I get lots of noises in my ear, and my hearing is going from bad to worse
I get pounding, then this virbation noise, that I thought was the stereo system in the family room and it's not, but I only get that vibration when I am in the fam room . The pounding is connected to my pulse, so it's like your heart beat and I have it alot in bed, which I don't know how much of a connection is being made to the lesion in my neck. Can you make that heartbeat connection too with your ear problems?
I do get sharp pains, like an ear infection,and teeth pains I have been checked out and all clear.
So like all those strange aches, pains, I guess that it is MS
I have that same deal! I hear my heart beating in my ears, really loudly. It ALWAYS happens when I lie on my stomach in bed, but can also happen when I'm feeling stressed out. Weird huh?
I don't think I have any lesions on my neck.... but now that I think of it, I never got the results of my spine MRI last year (hrm). This definately started with my first MS attack, even through my neuro says they're not related.
No numbness on the left side of my face, BUT, I have had problems with the right side and my jaw, like it locks up and I cannot talk, it vibrates and then goes away. Sometimes I think it is something in my ear or that region, maybe sinus I don't know
I have had 2 relapses and never had any numbness in my face at all. Just in my body.
One of my first symptoms was intermittent hearing loss in my left ear - and numbness on the left side of my face. It sounded like I had water in my ear. It would come and go, and the ENT said there was nothing wrong with me. My neuro didn't comment on it.
I recently had Optic Neuritis in my right eye, and was treated with IV Solumedrol. I now have numbness on the right side of my face, and hear what sounds like church bells in my right ear. I have no doubt that the hearing disturbances are related to my flareups.
Ironically, I was initially sent to a neurosurgeon because they thought I had a small tumor in my inner ear (balance problems, etc). My MRI showed multiple lesions in my brain - but no tumor. Three months later, the lesions had tripled in number.
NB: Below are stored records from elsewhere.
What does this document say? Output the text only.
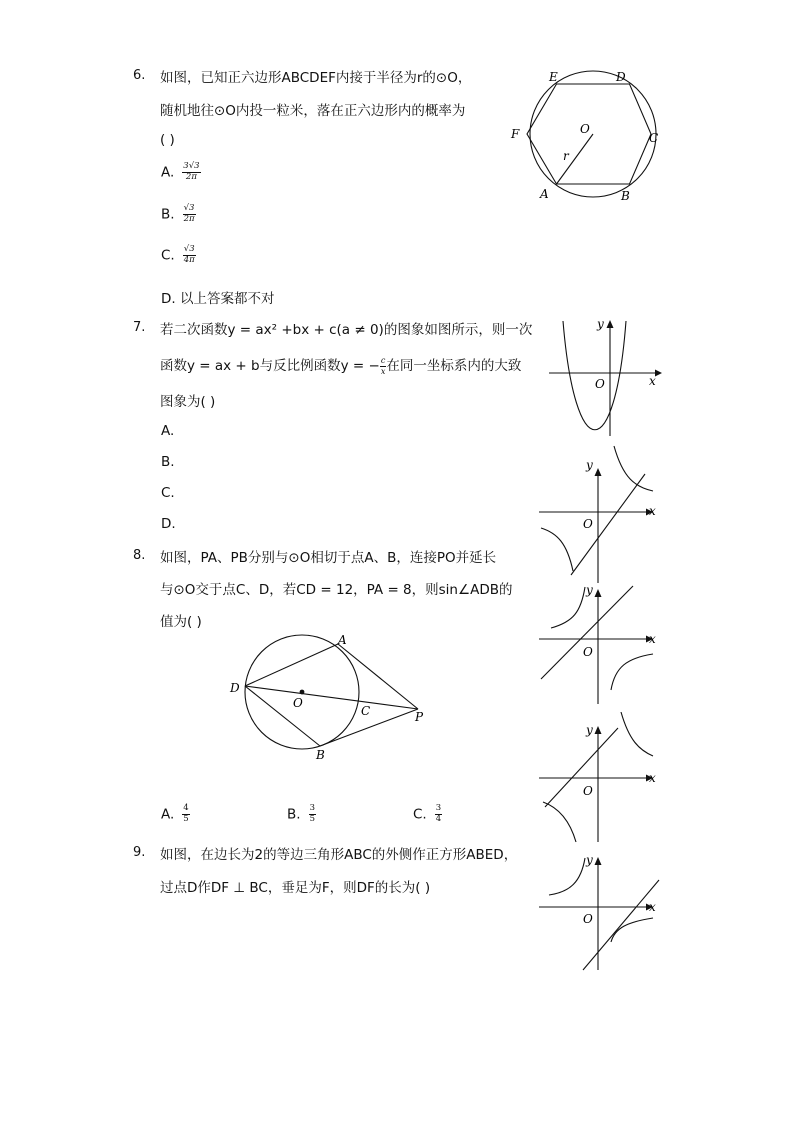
6. 如图，已知正六边形ABCDEF内接于半径为r的⊙O，
随机地往⊙O内投一粒米，落在正六边形内的概率为
( )
A. $\frac{3√3}{2\pi}$
B. $\frac{√3}{2\pi}$
C. $\frac{√3}{4\pi}$
D. 以上答案都不对
E	D
F	C
O
r
A	B
7. 若二次函数y = ax² +bx + c(a ≠ 0)的图象如图所示，则一次
函数y = ax + b与反比例函数y = − $\frac{c}{x}$ 在同一坐标系内的大致
图象为( )
A.
B.
C.
D.
y
x
O
8. 如图，PA、PB分别与⊙O相切于点A、B，连接PO并延长
与⊙O交于点C、D，若CD = 12，PA = 8，则sin∠ADB的
值为( )
A
D
O
C	P
B
A. $\frac{4}{5}$	B. $\frac{3}{5}$	C. $\frac{3}{4}$
9. 如图，在边长为2的等边三角形ABC的外侧作正方形ABED，
过点D作DF ⊥ BC，垂足为F，则DF的长为( )
y
x
O
y
x
O
y
x
O
y
x
O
hi tammy, boy we have alot in common with the m.s. infact exactly the same.Going off the subject of the numbness and ear thing,... i have decided not to take any meds at all from the very first day i was diagnosed only because i believe that by taking meds opens up a whole new can of worms and the meds will do nothing but aggrivate the m,s, you know "stir it up", i am perfectly fine with the minute symptoms im having now with the double vision which i take care of myself by looking through my microscope with a small blue halogen light that seems to reflect off the mirror and go through the micro lense and the magnified light must come in and bounce off my optic nerve and realine it somehow thats my own way of treating it as i stumbled upon this miracle one day by chance, so when ever i have double vision flare up, i go through this process and Ta Da!!! fixed!! It seems everyone (im not discounting anyone at all for taking meds because everyone is different in this situation, its just my own way of handling and making the choices myself) but it seems eveyone is always talking about side effects from the meds they are on and soon to realize M.S. is not the topic anymore , its the side effects that is the discusion. Personally i like to know what is happening to my body and i want to feel it and not cover it up with meds, and deal withi it on a personal basis with my mind and body and try to work it out by focusing on YOGA, and art, animal training and the buddist religion. For now i feel like im doing the right thing but who knows, this could change .. I get dizzy but not so dizzy i cant function or drive, the defness is slowly going away, by the way i heard air raid sirens all day yesterday.I am assuming this is a sypmtom, didnt hinder my daily function routine.facial numbness is slowly going away, my face didnt get droopy so i didnt realy care ecept when i ate a whole bunch of sunflower seeds and didnt feel what i was doing to my cheek on the inside of mouth, chewed it up pretty bad, oh well,,,, oh yes and one other thing i am bipolar and not on meds for that eaither, i feel the meds for m.s. will really play a big number on me snd really screww with the bipolar. for the same reason as i dont like the zombie i become on meds, ill just stay my wacky silly manic self, im fine with it, well thanks for your input nice chatting with you take care kimber
Last edited by kimber lee; 04-21-2006 at 12:14 AM.